"Hängst du immer noch über den Unterlagen?" Als Carla nach 20 Uhr noch nicht nach Hause gekommen ist, habe ich in der Holding angerufen. Die Sekretärin klang nicht gerade erfreut darüber, dass sie wegen meiner Süßen Überstunden machen muss. Klar, würde mir auch nicht anders gehen. Deswegen bin ich kurzerhand in die Holding gefahren um beide zu erlösen. Ich glaube, ihre Sekretärin war mir richtig dankbar, als ich sie einfach nach Hause geschickt habe.
"Wie du unschwer erkennen kannst…"
"Ich glaube, ich weiß wo dein Problem liegt…"
"An der unsauberen Handschrift von Elisabeth?"
"An deinen Gedanken die ständig um diesen Körper hier", ich fahre mit meinen Händen die Konturen meines Oberkörpers entlang, "kreisen und dir keine Ruhe lassen."

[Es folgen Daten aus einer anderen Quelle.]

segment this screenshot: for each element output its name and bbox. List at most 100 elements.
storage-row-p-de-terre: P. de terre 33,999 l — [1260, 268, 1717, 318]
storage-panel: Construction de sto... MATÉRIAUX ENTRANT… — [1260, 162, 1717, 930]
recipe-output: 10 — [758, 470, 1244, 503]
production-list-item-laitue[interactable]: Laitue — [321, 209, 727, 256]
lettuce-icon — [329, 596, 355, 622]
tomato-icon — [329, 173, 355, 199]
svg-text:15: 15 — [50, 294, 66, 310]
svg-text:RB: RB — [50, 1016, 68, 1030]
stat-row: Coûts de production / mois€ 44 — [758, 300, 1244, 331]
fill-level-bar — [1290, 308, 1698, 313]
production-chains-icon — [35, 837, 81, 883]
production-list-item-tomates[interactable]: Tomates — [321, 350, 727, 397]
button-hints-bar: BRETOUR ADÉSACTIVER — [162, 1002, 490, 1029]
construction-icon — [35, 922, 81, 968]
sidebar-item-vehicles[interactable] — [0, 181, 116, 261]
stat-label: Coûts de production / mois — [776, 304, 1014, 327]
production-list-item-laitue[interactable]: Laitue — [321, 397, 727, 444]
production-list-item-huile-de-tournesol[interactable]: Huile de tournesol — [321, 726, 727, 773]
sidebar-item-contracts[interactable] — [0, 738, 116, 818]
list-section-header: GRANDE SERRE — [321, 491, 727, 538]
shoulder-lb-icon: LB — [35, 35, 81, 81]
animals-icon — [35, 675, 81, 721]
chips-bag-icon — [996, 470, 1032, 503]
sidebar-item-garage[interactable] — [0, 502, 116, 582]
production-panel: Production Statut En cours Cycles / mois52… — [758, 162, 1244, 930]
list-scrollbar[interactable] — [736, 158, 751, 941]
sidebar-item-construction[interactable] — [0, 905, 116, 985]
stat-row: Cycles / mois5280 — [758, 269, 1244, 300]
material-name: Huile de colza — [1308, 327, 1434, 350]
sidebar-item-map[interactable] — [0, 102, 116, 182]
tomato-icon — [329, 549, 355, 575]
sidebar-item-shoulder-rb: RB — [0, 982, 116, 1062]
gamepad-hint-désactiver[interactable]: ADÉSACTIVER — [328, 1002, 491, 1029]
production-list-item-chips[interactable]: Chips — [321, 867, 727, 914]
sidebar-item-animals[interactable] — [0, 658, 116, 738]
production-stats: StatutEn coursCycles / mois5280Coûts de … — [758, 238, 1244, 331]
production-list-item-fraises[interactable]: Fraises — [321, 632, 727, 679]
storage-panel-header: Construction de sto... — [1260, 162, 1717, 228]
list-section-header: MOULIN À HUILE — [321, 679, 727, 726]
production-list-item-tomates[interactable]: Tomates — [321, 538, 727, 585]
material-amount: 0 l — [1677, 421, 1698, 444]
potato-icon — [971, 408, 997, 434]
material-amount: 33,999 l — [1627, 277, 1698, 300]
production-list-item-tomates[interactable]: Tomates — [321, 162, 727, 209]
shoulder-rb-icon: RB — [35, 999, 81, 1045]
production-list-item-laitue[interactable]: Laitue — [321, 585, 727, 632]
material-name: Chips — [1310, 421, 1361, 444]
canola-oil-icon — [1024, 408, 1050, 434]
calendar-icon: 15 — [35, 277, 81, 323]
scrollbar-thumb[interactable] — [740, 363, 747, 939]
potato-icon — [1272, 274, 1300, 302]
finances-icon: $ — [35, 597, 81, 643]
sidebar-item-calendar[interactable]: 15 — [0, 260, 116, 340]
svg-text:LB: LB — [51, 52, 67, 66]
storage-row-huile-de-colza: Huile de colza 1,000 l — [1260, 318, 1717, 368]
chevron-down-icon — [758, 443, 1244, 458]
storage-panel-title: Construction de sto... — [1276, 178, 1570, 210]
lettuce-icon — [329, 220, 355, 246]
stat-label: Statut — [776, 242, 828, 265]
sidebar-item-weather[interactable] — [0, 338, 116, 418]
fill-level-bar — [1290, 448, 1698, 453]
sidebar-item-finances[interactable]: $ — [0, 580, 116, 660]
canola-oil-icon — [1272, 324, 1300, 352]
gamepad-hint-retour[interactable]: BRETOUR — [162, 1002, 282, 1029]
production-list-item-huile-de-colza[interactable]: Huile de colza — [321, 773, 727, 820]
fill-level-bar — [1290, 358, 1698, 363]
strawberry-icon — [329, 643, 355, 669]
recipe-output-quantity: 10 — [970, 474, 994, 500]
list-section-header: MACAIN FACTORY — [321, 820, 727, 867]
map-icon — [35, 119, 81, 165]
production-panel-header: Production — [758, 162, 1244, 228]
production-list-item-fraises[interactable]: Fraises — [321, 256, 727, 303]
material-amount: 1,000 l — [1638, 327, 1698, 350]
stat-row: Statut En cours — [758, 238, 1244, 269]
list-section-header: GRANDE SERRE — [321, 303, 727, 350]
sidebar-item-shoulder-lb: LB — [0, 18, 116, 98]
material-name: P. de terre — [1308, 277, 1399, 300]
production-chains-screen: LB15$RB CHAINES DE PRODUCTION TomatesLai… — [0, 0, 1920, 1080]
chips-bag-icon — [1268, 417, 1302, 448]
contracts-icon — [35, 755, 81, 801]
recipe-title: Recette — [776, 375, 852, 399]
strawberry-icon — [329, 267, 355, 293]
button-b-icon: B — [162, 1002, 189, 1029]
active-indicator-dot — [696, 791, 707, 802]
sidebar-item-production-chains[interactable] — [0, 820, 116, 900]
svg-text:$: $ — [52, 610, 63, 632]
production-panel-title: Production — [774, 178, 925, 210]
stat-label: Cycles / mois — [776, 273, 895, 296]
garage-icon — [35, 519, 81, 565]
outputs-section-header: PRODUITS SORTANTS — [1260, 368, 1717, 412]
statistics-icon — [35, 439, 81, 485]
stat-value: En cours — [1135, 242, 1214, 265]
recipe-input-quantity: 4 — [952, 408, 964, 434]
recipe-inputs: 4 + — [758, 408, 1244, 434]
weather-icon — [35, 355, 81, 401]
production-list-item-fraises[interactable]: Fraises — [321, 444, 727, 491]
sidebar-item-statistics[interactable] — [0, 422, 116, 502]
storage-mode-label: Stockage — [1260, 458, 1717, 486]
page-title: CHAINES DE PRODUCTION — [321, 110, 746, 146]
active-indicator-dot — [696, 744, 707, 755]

Carla lächelt. "Natürlich liegt es nur daran."
"An was denn auch sonst?"
"Stella, im Ernst, kannst du das entziffern?"
"Lass mal sehen." Ich stelle mich seitlich hinter sie, beuge mich vor und tue als würde ich auf das Blatt schauen. Tatsächlich aber haftet mein Blick an ihrem Gesicht. Gott, sie riecht so gut.
"Da sind die Buchstaben", lacht Carla als sie meinen Blick bemerkt.
"Natürlich." Ich versuche mich auf die Hieroglyphen zu konzentrieren. "Sag mal, hat sie schon einmal was von Computern gehört?"
"Normaler Weise macht sie ihre Arbeit sehr zuverlässig."
"So wie ich?"
"Nein. Du bist einmalig."
"Dankeschön."
"Ich hab keine Ahnung warum sie mir das auf den Tisch gelegt hat."
"Vielleicht wollte sie dich ärgern."
"Um zu verhindern, dass du Morgen wieder mit am Familientisch sitzt?"
"Das wäre dann wohl eher Ansgars Part gewesen."
"Auch wahr."
"Was hältst du davon, wenn du für heute Schluss machst, wir noch eine Kleinigkeit essen und ich dir anschließend eine verdiente Massage gebe."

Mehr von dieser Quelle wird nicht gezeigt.